On peut dire que les célébrités [used]… les positionnant comme des célébrités pour attirer l’attention des médias et de la culture sur le changement climatique, en aidant à l’introduire dans la sphère culturelle populaire, ainsi qu’en puisant dans leurs bases de fans pour mobiliser l’engagement et l’action sur les réseaux sociaux. , et une apparition médiatique visuellement prolifique qui a le potentiel de détourner l’attention du public des « vrais » problèmes environnementaux examinés.

Parmi les militants climatiques célèbres figurent Leonardo DiCaprio, Jane Fonda, Emma Thompson et Pharrell Williams. Le duc de Cambridge, le prince William, figure également sur cette liste, bien qu’il ait récemment été critiqué pour avoir appelé au changement climatique alors qu’il pilotait des jets privés à travers le monde.

“Je viens de voir le prince William à la télé prêcher sur le changement climatique.

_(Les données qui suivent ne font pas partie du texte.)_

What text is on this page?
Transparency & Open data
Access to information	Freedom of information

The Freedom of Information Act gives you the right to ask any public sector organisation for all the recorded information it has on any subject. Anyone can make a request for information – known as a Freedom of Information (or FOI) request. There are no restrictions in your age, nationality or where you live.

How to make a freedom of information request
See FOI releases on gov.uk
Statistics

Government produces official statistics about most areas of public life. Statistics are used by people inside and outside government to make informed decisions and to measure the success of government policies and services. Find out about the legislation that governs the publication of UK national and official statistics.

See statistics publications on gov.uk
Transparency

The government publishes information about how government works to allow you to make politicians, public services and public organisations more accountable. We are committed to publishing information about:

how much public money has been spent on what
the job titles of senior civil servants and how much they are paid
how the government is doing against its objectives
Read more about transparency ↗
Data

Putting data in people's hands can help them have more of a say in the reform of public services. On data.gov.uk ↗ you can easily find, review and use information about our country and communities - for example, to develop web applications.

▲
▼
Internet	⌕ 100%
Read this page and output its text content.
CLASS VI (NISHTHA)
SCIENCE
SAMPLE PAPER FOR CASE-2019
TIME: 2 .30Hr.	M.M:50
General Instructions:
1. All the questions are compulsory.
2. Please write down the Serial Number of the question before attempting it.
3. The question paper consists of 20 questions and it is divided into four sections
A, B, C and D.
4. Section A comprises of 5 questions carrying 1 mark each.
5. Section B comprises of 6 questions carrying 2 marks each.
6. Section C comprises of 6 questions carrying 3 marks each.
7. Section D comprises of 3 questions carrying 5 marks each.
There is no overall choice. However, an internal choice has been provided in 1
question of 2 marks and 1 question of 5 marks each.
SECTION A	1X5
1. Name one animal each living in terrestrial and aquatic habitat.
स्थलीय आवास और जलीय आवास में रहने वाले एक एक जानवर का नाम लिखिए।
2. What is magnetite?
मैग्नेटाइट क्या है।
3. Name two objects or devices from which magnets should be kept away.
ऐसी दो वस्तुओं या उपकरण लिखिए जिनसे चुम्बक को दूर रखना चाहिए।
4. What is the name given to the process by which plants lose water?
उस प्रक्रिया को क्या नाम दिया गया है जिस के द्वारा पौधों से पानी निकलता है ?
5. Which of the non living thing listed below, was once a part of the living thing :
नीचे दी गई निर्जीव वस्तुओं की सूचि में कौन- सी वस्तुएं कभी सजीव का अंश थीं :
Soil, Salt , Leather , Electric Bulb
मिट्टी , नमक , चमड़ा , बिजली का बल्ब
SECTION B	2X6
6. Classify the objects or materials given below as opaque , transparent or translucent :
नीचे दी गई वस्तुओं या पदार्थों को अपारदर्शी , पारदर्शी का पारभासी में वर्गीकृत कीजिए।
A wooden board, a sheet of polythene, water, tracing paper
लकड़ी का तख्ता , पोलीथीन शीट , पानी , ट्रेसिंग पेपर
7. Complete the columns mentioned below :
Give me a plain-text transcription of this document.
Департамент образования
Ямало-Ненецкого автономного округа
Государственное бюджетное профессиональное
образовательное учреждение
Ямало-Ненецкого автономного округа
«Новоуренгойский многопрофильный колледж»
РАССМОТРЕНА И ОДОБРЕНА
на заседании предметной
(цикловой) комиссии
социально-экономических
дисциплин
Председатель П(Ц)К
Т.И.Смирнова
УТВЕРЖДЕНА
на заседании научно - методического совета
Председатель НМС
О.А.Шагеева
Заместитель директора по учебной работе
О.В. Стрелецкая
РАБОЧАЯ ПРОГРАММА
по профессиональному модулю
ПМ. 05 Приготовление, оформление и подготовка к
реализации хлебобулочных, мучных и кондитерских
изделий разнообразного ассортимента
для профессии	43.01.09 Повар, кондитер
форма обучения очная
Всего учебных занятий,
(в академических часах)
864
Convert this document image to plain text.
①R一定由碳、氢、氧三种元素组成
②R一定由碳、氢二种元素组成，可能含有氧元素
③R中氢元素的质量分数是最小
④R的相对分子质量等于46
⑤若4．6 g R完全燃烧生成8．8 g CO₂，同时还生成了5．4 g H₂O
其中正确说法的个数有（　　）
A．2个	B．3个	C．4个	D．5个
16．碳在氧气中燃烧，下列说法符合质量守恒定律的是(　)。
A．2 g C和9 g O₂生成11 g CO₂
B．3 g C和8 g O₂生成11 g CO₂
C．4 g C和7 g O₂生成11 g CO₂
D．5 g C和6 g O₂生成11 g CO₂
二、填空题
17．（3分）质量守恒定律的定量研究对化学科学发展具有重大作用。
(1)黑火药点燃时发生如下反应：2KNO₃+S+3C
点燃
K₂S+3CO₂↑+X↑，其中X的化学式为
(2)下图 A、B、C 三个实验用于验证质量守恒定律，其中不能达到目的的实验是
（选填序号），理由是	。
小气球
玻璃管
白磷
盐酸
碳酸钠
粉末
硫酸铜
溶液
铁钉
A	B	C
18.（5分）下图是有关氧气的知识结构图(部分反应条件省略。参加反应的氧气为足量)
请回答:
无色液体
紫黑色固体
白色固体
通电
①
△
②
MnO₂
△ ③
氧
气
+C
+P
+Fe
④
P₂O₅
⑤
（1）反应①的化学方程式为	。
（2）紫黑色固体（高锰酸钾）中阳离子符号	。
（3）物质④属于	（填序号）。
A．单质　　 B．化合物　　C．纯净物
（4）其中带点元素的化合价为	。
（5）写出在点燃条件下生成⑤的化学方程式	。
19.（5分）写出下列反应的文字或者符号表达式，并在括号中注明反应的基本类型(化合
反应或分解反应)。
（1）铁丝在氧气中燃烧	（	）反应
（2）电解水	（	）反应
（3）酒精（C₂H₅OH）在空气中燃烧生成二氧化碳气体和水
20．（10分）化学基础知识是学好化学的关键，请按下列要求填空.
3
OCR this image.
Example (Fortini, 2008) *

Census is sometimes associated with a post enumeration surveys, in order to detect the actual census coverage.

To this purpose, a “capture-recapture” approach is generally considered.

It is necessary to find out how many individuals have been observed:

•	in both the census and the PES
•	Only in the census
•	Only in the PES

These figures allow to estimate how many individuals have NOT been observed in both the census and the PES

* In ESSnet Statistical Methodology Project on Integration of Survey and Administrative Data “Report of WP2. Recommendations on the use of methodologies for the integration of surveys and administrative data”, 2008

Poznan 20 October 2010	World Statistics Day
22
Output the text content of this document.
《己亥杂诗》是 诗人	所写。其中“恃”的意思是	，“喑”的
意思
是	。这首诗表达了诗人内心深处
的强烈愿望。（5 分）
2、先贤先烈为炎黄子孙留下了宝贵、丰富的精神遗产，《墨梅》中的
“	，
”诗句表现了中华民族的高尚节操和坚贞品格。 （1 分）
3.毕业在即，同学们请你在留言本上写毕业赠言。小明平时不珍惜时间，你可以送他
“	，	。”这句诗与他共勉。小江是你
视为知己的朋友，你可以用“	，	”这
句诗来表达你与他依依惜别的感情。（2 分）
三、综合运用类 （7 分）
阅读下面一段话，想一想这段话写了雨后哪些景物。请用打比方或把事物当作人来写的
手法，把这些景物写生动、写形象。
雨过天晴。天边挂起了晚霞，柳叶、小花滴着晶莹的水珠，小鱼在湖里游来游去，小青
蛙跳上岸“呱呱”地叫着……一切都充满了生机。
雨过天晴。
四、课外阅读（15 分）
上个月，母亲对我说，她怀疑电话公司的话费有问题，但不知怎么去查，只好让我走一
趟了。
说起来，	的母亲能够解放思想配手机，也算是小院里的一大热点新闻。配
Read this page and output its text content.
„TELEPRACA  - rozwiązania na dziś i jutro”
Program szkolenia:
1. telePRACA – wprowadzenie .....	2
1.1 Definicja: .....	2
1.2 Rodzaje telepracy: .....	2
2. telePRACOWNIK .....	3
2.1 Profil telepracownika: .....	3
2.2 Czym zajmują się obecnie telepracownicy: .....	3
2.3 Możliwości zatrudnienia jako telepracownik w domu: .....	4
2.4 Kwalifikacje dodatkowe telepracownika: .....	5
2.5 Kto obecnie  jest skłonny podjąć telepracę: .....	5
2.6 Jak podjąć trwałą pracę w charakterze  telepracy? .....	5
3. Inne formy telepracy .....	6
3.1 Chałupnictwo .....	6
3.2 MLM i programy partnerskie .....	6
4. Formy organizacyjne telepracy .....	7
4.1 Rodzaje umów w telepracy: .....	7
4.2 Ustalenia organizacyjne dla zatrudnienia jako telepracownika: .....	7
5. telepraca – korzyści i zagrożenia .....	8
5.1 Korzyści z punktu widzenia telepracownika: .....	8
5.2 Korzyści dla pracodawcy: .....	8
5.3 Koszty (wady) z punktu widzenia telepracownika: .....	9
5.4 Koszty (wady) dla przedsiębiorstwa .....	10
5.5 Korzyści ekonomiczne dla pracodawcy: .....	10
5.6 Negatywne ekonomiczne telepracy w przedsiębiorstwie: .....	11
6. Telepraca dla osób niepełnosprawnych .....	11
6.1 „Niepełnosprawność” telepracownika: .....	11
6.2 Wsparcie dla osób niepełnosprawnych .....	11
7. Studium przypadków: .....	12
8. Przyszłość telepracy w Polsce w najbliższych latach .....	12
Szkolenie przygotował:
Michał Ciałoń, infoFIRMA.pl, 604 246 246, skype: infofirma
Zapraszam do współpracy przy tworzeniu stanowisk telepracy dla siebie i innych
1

J’aimerais savoir quelle a été l’empreinte carbone des membres de la famille royale (et de leur entourage) au cours des 50 dernières années ?” utilisateur Twitter Se propager.

Mais les auteurs de l’article, Michael K. Goodman et Julie Doyle, sont optimistes quant aux efforts d’Omar.

“La seule chose qui est vraiment intéressante chez elle, c’est son passé”, a déclaré Goodman. Elle parle en tant que réfugiée somalienne qui a déménagé au Canada, puis parle au nom d’autres Somaliens aux prises avec le changement climatique et la crise des réfugiés. Elle est capable de parler à partir de ce genre de situation authentique.

“Il s’agit d’une jeune femme de couleur avec des expériences de vie différentes de celles d’autres personnalités publiques ou célébrités qui les utilisent pour attirer l’attention sur un problème important et établir des liens entre le changement climatique, la justice climatique, les réfugiés et la migration”, a déclaré Doyle.

Omar n’a pas encore des millions de followers. Elle est plus influente que célèbre. Mais elle rêve de suivre les traces de femmes comme Halima Aden, un mannequin somalo-américain qui compte plus de 1,3 million de followers sur Instagram, célébrée pour être la première. hijab mannequin.

Pour Omar, le concours de beauté est un moyen d’avoir un impact même au milieu des tensions entre une institution qui s’est historiquement concentrée principalement sur l’apparence et les femmes nouvellement autonomes et déterminées qui utilisent cette plate-forme pour s’engager dans l’activisme.

“Même si quelqu’un utilise cette histoire [to build their brand]dit Omar. “La beauté est quelque chose que j’aime. C’est incroyable que je puisse porter des vêtements, me maquiller et être toujours touchée par le monde.”

Neha Wadikar Il est un journaliste multimédia indépendant dont le travail comprend des questions liées au climat, au genre, aux conflits, à la santé, aux droits de l’homme, aux démocraties émergentes et à la politique.